Aku bukan orang yang spiritual dan religius. Tapi tiap Minggu aku ke gereja demi formalitas saja sebagai penganut agama yang taat dan baik. Selain itu, aku menikmati space ruangan luas dengan langit-langit tinggi yang membebaskan. Ketika memejamkan mata dan mendengar alunan lagu dan permainan organ, aku merasa damai.Â
Hanya saja semua itu kadang kurang memotivasi kenyamananku di gereja. Kadang, eh, sering bahkan, aku mencari apa yang menarik dan membuatku betah bertahan sampai ritual berakhir. Salah satunya memperhatikan orang-orang yang unik di dalam gereja. Salah satunya Sabtu kemarin.
Sabtu sore itu aku masuk ke gereja seperti biasa, antri mencari tempat duduk karena ada rombongan di depan. Persis di mukaku ada cowok yang lumayan tinggi dan berbadan bagus. Aku tidak mengenali sosok ini. Baiklah, ini penyemangat. Dia memilih duduk di barisan di sampingku berjarak satu baris di depanku. Dia sendirian, rombongan tadi masih maju ke depan dan duduk di sisi yang lain. Jadi dia sendirian. Sabtu sore lagi. Ini pertanda, biasanya jadwal ini kalau dipakai pasangan, mereka sekalian malam mingguan.
Sepanjang misa aku konsentrasi, memperhatikan gerak-gerik cowok itu yang tampangnya menarik. Bajunya biasa, kemeja lengan panjang polos dilipat sampai siku. Hidungnya mancung, kelihatan banget dari samping. Dia taat juga, kalau ada nyanyian dia ikutan nyanyi. Waktu menerima komuni tiba, Tuhan membuatku berdiri berdampingan dengan dia. Asik.
Setelah itu aku terlempar dalam dunia doa yang penuh dengan permintaanku yang macam-macam. Pasti Tuhan tertawa, seisi gereja riuh dengan suara dengungan doa bersamaan. Setelah selesai misa, aku berdiri menuju tempat parkir. Tidak sengaja aku menabrak seseorang di depanku karena dia berhenti mendadak.
"Eh, maaf," reaksiku spontan sekali untuk minta maaf. Bukan kebiasaan yang baik, kata Iko.
"Sorry," kata cowok itu dengan suara bass yang merdu. "Saya bingung mau keluar di pintu yang mana. Ke arah parkir."
Karena grogi, aku tidak mengeluarkan suara apapun, hanya menunjuk ke arah pintu kanan. Dia mengangguk dan mengucapkan terima kasih, senyumnya manis. Aku tidak memperhatikan dia lagi karena ada teman memanggil dan kami berjalan bersama ke arah parkir.

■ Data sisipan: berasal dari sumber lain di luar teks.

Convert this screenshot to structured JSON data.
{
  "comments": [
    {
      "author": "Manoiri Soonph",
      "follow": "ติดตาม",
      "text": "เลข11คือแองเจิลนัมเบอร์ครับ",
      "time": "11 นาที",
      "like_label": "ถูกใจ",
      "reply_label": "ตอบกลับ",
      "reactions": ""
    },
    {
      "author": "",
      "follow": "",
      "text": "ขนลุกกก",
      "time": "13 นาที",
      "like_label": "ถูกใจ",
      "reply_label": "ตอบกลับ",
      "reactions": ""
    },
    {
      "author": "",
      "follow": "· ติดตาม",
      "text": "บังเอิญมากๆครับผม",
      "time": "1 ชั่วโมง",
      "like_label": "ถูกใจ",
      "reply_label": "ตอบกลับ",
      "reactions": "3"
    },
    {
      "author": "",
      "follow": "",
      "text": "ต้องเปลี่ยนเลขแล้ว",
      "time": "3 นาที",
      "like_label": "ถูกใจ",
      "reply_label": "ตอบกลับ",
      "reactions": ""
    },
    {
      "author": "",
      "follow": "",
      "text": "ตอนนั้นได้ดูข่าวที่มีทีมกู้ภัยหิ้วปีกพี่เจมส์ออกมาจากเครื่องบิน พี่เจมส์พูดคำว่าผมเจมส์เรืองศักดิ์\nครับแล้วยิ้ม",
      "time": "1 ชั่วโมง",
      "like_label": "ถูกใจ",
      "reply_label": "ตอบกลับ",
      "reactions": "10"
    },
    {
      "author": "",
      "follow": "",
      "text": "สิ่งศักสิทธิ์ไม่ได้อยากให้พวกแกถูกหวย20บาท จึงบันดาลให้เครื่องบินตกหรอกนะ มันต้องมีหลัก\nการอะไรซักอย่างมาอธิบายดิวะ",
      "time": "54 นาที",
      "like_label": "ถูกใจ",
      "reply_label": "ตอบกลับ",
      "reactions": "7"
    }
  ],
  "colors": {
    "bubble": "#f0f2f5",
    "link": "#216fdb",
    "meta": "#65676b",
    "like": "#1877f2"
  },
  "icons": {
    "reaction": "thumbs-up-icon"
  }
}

Agak mudah menemukan motorku karena aku sudah memarkir dekat pohon jambu monyet yang langka. Namun, motor-motor lain masih banyak yang belum pergi. Motorku terjebak, terutama di sebelah ada satu motor cowok yang cukup besar. Aku tidak kuat untuk menggesernya. Aku tunggu.
Ternyata cowok tadi yang punya motor itu. Dia sempat bilang kalau lama muter-muter di tempat parkir, lupa di mana menaruh motor. Hmm, dia orang baru? Belum punya kebiasaan seperti aku. Setelah dia menggeser motornya, aku bisa menaiki motorku untuk pulang cepat-cepat karena mau hujan.